The convection electric field is the main ionospheric source of strong enough electric fields. There are some indications that the whole convection pattern in the midnight sector can vary from minute to minute (Williams et. al., 1990), producing the spiky structure of high time resolution ion temperature. Frictional heating is also very typical near auroral arcs that are related to electric field structures of their own.

Neutrals and electrons

Although the heating rates for neutrals and ions are very comparable, any increase in Tn should be far smaller than the corresponding increase in Ti due to the greater heat capacity of the neutral gas. However, the effect of frictional/Joule heating of neutrals in the auroral electrojet region can lead to upward neutral wind in a region of high electron densities and strong electric fields (Winser et. al., 1986). Also, for a given magnitude of electric field, electron heating is substantially smaller than ion heating in the F - and E - regions of the ionosphere, and becomes comparable only in the D - region. It has been estimated (see, e.g., Schlegel and St.-Maurice, 1981) that the frictional electron heating rate due to 70 mV/m electric field at 110 km would amount to temperature enhancement of only a few degrees or tens of degrees.

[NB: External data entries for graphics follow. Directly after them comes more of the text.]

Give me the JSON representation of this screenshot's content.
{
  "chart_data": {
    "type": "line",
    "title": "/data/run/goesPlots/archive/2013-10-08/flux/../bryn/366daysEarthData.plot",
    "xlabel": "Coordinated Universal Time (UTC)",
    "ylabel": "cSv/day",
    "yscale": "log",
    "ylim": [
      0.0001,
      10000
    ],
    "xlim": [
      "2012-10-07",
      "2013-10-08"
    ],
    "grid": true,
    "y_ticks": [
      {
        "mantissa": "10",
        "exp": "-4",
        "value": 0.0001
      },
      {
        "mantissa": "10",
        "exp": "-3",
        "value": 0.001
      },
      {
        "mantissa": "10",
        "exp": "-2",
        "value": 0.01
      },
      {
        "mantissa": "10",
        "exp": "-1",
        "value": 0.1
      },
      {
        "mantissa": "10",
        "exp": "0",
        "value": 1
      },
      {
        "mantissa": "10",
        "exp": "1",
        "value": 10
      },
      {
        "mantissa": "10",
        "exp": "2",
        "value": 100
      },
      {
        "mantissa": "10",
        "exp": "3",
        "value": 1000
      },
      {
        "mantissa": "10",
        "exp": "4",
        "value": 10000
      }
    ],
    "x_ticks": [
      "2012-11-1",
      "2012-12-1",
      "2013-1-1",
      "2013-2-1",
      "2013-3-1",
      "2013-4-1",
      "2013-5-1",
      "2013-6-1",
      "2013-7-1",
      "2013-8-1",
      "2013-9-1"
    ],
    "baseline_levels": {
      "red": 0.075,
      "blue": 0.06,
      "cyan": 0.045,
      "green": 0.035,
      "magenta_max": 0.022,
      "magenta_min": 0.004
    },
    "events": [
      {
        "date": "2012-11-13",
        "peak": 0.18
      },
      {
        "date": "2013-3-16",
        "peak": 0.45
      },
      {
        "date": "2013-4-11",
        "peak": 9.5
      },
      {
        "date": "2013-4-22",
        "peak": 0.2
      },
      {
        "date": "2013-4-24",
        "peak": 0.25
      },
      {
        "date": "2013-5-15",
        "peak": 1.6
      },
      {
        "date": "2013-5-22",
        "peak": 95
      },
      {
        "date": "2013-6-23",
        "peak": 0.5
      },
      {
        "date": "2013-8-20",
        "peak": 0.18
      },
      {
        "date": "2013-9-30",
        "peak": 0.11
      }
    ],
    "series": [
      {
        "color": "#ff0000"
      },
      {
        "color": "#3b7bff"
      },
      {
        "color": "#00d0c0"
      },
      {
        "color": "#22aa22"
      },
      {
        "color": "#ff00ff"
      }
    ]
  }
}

We will concentrate here on ion heating. If we assume the the force per unit mass on the ions due to collisions with neutrals is proportional to the velocity difference between the two species, the rate of frictional heating is

Q = (eE)^2 n/Mv

where n is the ion density, M is the reduced mass, and v is the collision frequency. Taking into account Earth's magnetic field this can be written as

Q = (eE)^2 Sum( (n/M) v/(w^2 + v^2) )

where the summation over i and n apply if several ion and neutral species are present. The new term, w, ion gyrofrequency, comes from the fact that ions gyrate about the magnetic lines of force when not traveling parallel to B. The other way to describe the frictional heating is Joule heating due to the Pedersen current (e.g., Rees et. al., 1983). The last equation can be written as Q = pE^2, where p is the Pedersen conductivity.

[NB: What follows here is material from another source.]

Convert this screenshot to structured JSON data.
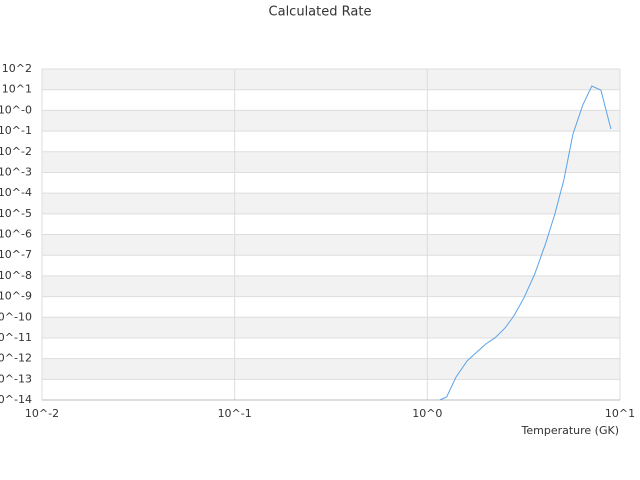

Frictional heating rate can be so large at high latitudes, that the ion temperature exceed the electron temperature (usually we had Te > Ti >Tn). In the work by McCrae et. al. (1991) all enhancements in ion temperatures measured parallel to B larger than 100 K were identified as frictional heating events. They concluded that a velocity difference of order 1 km/s provides sufficient heat input to double the ion temperature (at about 300 km, when unperturbed Ti was about 900 K). This heating is important both in F - and upper E - region (e.g., Schlegel and St.-Maurice, 1981), i.e., above about 130 km. This is due to the increasing magnetization of the ions with altitude and the consequently higher relative velocities between ions and neutrals (Robinson and Honary, 1990).

It is also possible that the collisions between the drifting ions and neutrals set the neutral gas in motion, leading to an equalization of the ion and neutral velocities in a steady state (Kelley, 1989, p. 331). In this case there would be almost no frictional heating although the ion gas can be moving quite rapidly. It has been shown (Baron and Wand, 1983) that the neutral wind speed approaches that of the ions with a time constant t which is inversely proportional to the ion density n,

t = n(neutral)/(nv).

This is the reason for, e.g., the ion temperature structure in the high latitude nightside trough. We can conclude that the best way to measure the effects of frictional heating is to measure directly both the ion drift (using incoherent scatter radars) and neutral wind velocity (using Fabry-Perot interferometers), as is done, e.g., by Hagan and Sipler (1991).

Different kind of frictional heating (and anisotropic ion temperatures) can be produced due to ion-ion collisions as the minor ion species with mass less than the mean ion mass are accelerated through the ion gas (Kelley, 1989, p.316). For example, at high latitudes, both H+ and He++ can be accelerated along field lines through O+ gas and be subjected to this heating process.

Frictional ion heating can also lead ionospheric thermal ion outflow events.